Jorge Luís Borges, em um de seus célebres ensaios sobre literatura afirma que, ante os exércitos vencedores, nem mesmo os mortos estão a salvo. E se expressão por ele empregada é irônica, isso se deve menos ao seu gênio de mestre literário, que é de infinita grandeza, e mais ao seu agudo senso de realidade, que não é menor.
Borges, que visitou amplamente a literatura e a história mundial, constata serenamente que a vitória dos invasores significa não apenas consternação no presente da cultura dominada, mas, e mais dramaticamente, uma redefinição do futuro e uma reinvenção do passado dessa mesma cultura: não apenas sobre os existentes pesará o ônus da derrota, mas também os mortos e os que ainda nem nasceram entrarão na contabilidade de indenizações que os vencidos sempre têm de pagar aos vencedores.
A equação proposta por Borges parece complexa, no entanto resume uma evidência facilmente constatável: ou um grupo pugna por inventar e produzir sua identidade integral, em que passado, presente e futuro são elementos indissociáveis; ou, ao abrir mão dessa prerrogativa, cede a que outros o façam.
A reflexão sobre o passado é, nessa equação singela, não um exercício de estéril reprodução desinteressada, mas uma produção simbólica ligada a objetivos ideológicos e políticos bem definidos.
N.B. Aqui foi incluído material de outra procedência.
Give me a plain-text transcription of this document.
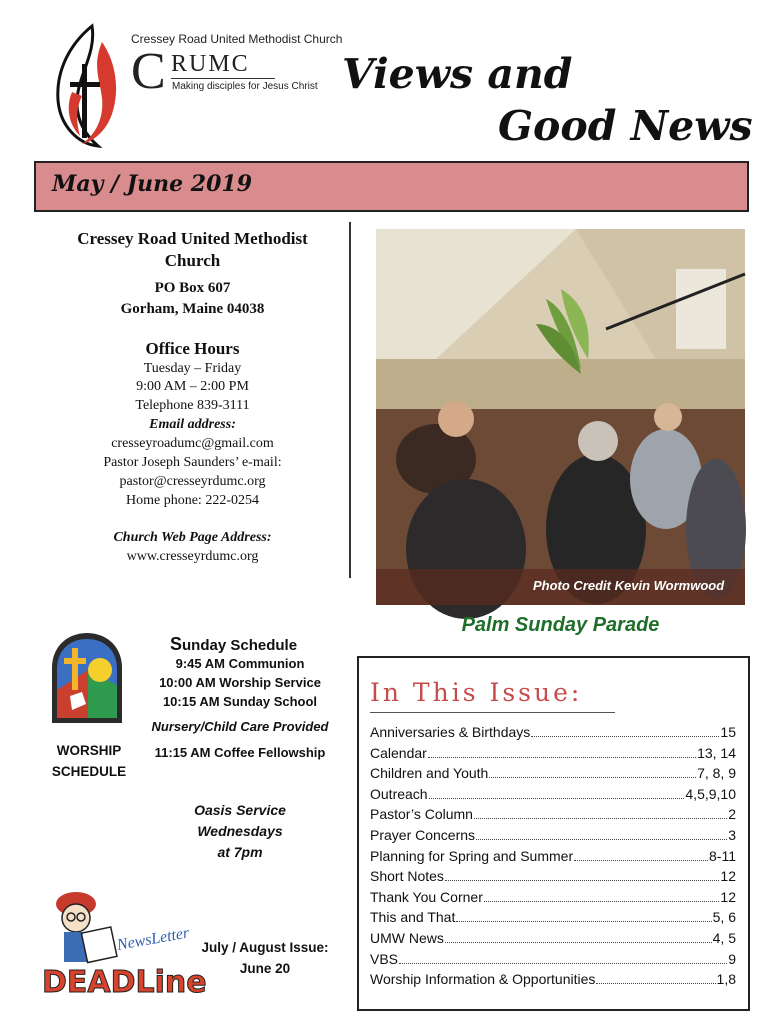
Cressey Road United Methodist Church
C RUMC
Making disciples for Jesus Christ Views and
Good News
May / June 2019
Cressey Road United Methodist
Church
PO Box 607
Gorham, Maine 04038
Office Hours
Tuesday – Friday
9:00 AM – 2:00 PM
Telephone 839-3111
Email address:
cresseyroadumc@gmail.com
Pastor Joseph Saunders’ e-mail:
pastor@cresseyrdumc.org
Home phone: 222-0254
Church Web Page Address:
www.cresseyrdumc.org
Photo Credit Kevin Wormwood
Palm Sunday Parade
Sunday Schedule
9:45 AM Communion
10:00 AM Worship Service
10:15 AM Sunday School
Nursery/Child Care Provided
11:15 AM Coffee Fellowship
WORSHIP
SCHEDULE
Oasis Service
Wednesdays
at 7pm
NewsLetter
DEADLine
July / August Issue:
June 20
In This Issue:
Anniversaries & Birthdays	15
Calendar	13, 14
Children and Youth	7, 8, 9
Outreach	4,5,9,10
Pastor’s Column	2
Prayer Concerns	3
Planning for Spring and Summer	8-11
Short Notes	12
Thank You Corner	12
This and That	5, 6
UMW News	4, 5
VBS	9
Worship Information & Opportunities	1,8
Noutras palavras, os exércitos dos mortos sempre são mobilizados pelos vivos para as mais diversas causas, e sempre estão ou de um lado ou de outro, a depender de quem os mobiliza. Mortos sim, mas apáticos nunca.
Com frequência, surgem aqueles falando em nome do passado, brandindo depoimentos fidedignos acerca dos quais nenhuma dúvida restaria. Para essa perspectiva, o passado seria uma verdade definitiva, mobilizada com cândidos propósitos. Porém, nem a mais ingênua das almas acreditaria numa versão tão mal concertada.
O passado é sempre mobilizado para exercer alguma função em projetos político-ideológicos, e esses projetos podem estar ligados à transformação social ou à manutenção do status quo. A verdade sobre o passado não é a Verdade, mas uma verdade inventada a partir de um ponto de vista localizado num tempo, num espaço, numa estrutura social e com objetivos tácitos.
Na produção do passado, a partir da invenção da fotografia, do cinema e da televisão, por sua natureza industrial e de massa, a imagem visual associada ao som assumiu o primeiro plano, e sua difusão hoje pela internet e pelos os sistemas integrados globais intensificou essa situação, cujos impactos ainda não podem ser medidos com exatidão - e talvez nunca o sejam.
Mas o que se pode afirmar sem receio de erro é que não se pode abrir mão de produzir o passado por meio das tecnologias audiovisuais, principalmente quando se tem um projeto de transformação social oposto a um status quo injusto.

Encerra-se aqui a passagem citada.